The Russian-backed “republic” where the 78-year-old lives is at war with Ukraine and is not marked on most world maps.
She is travelling west into Ukraine proper to visit her sick husband, who no longer lives with her on the separatist side.
She is proud, almost defiant, and will not accept our offer of a lift.
Nearby, Anatoliy stands waiting for a bus going the other way, back to the separatist side.
He has just collected his Ukrainian pension.
He lives in a place where Russian and separatist flags fly above government buildings and Russian roubles buy you mainly Russian goods.
The Kremlin recently said that separatist IDs could be used to travel east over the border into Russia.
Despite close financial and military ties with the two so-called separatist republics, Moscow has still not officially recognised them or taken the land as its own.
And despite a wealth of evidence to the contrary, the Kremlin still denies it has armed, and fought alongside, the separatist armies.

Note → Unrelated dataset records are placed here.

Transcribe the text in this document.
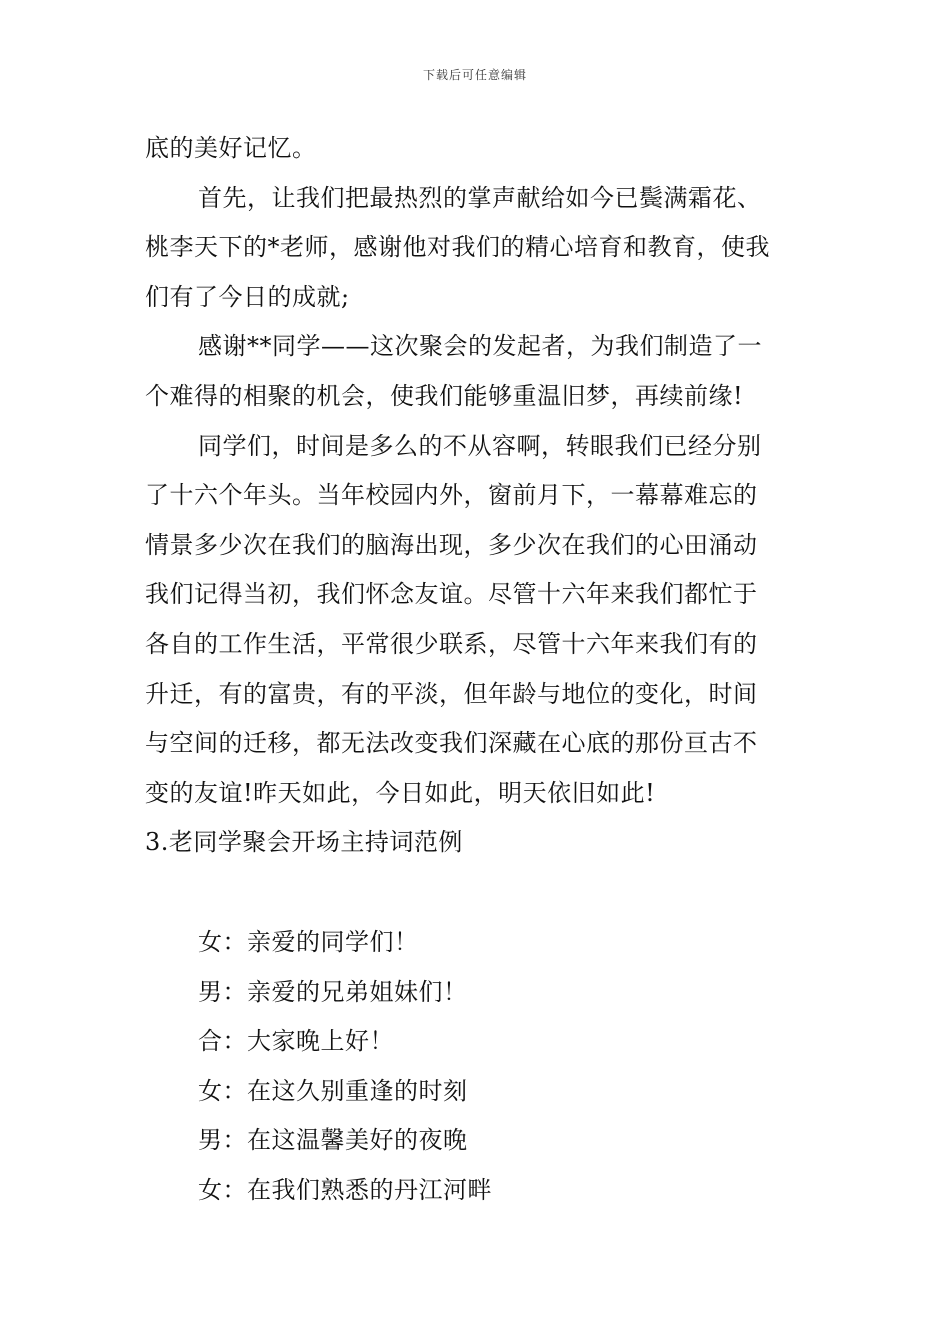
下载后可任意编辑
底的美好记忆。
首先，让我们把最热烈的掌声献给如今已鬓满霜花、
桃李天下的*老师，感谢他对我们的精心培育和教育，使我
们有了今日的成就;
感谢**同学——这次聚会的发起者，为我们制造了一
个难得的相聚的机会，使我们能够重温旧梦，再续前缘!
同学们，时间是多么的不从容啊，转眼我们已经分别
了十六个年头。当年校园内外，窗前月下，一幕幕难忘的
情景多少次在我们的脑海出现，多少次在我们的心田涌动
我们记得当初，我们怀念友谊。尽管十六年来我们都忙于
各自的工作生活，平常很少联系，尽管十六年来我们有的
升迁，有的富贵，有的平淡，但年龄与地位的变化，时间
与空间的迁移，都无法改变我们深藏在心底的那份亘古不
变的友谊!昨天如此，今日如此，明天依旧如此!
3.老同学聚会开场主持词范例
女：亲爱的同学们！
男：亲爱的兄弟姐妹们！
合：大家晚上好！
女：在这久别重逢的时刻
男：在这温馨美好的夜晚
女：在我们熟悉的丹江河畔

The conflict is entering its fourth year and Anatoliy says life under the separatists “couldn’t be worse”.
Others complain there are no jobs for the young, that basic goods are expensive and that shooting and shelling never stops.
Anatoliy does not like “what Putin has done” to eastern Ukraine.
“Ukraine used to be whole and undivided. Why the hell did he come here?” he asks.
But one woman does not like what she hears and interrupts. She blames Ukraine for “creating this concentration camp”.
The separatist-held east is more cut off from the rest of Ukraine than ever before.
And the crossing point now at least feels like a border.
With the right paperwork, people can move back and forth past a network of military checkpoints on either side.
Now, though, the Ukrainian government has blocked the movement of all commercial goods across the frontline.
It did so because the separatists seized Ukrainian-owned businesses in the territory they control.
The separatists were themselves responding to an initial blockade of rail lines by former Ukrainian soldiers, who said trade with Ukraine across the frontline was funding the separatist armies.
The war had already greatly damaged eastern Ukraine’s coal and steel plants.
Now this valuable industrial network has been sliced in two, causing unquantifiable economic pain on either side.
For Ukraine analyst Michael Bociurkiw it is a “set of very bad developments” that makes the chances of eastern Ukraine being incorporated back into the rest of the country less likely.
“It’s another nail in the coffin for Minsk.”
He means the peace agreement, signed by Russia and Ukraine in the Belarusian capital Minsk in early 2015.
Mr Bociurkiw worked extensively in eastern Ukraine for the Organisation for Security and Co-operation in Europe (OSCE).
The OSCE is responsible for monitoring the conflict, in order to pressure both sides into obeying the still elusive ceasefire.
For him, the war could be resolved in one phone call between Moscow and Washington. “But unless there is political will, I don’t think we are going to see peace any time soon.”
Repeated attempts to implement a lasting ceasefire have failed. And that means more loss of life.
“What are we losing our parents for?” asks Nadia, 22.
Her mother, Katya, was killed in the town of Avdiivka by a mortar round or shell as she walked home.
“Why are people dying?” she says as tears run slowly down her cheeks.
“Make them stop all of this. Make them sign treaties in Minsk or whatever,” she says, appealing to those with power on either side of the conflict.
“Do anything so that this is over soon.”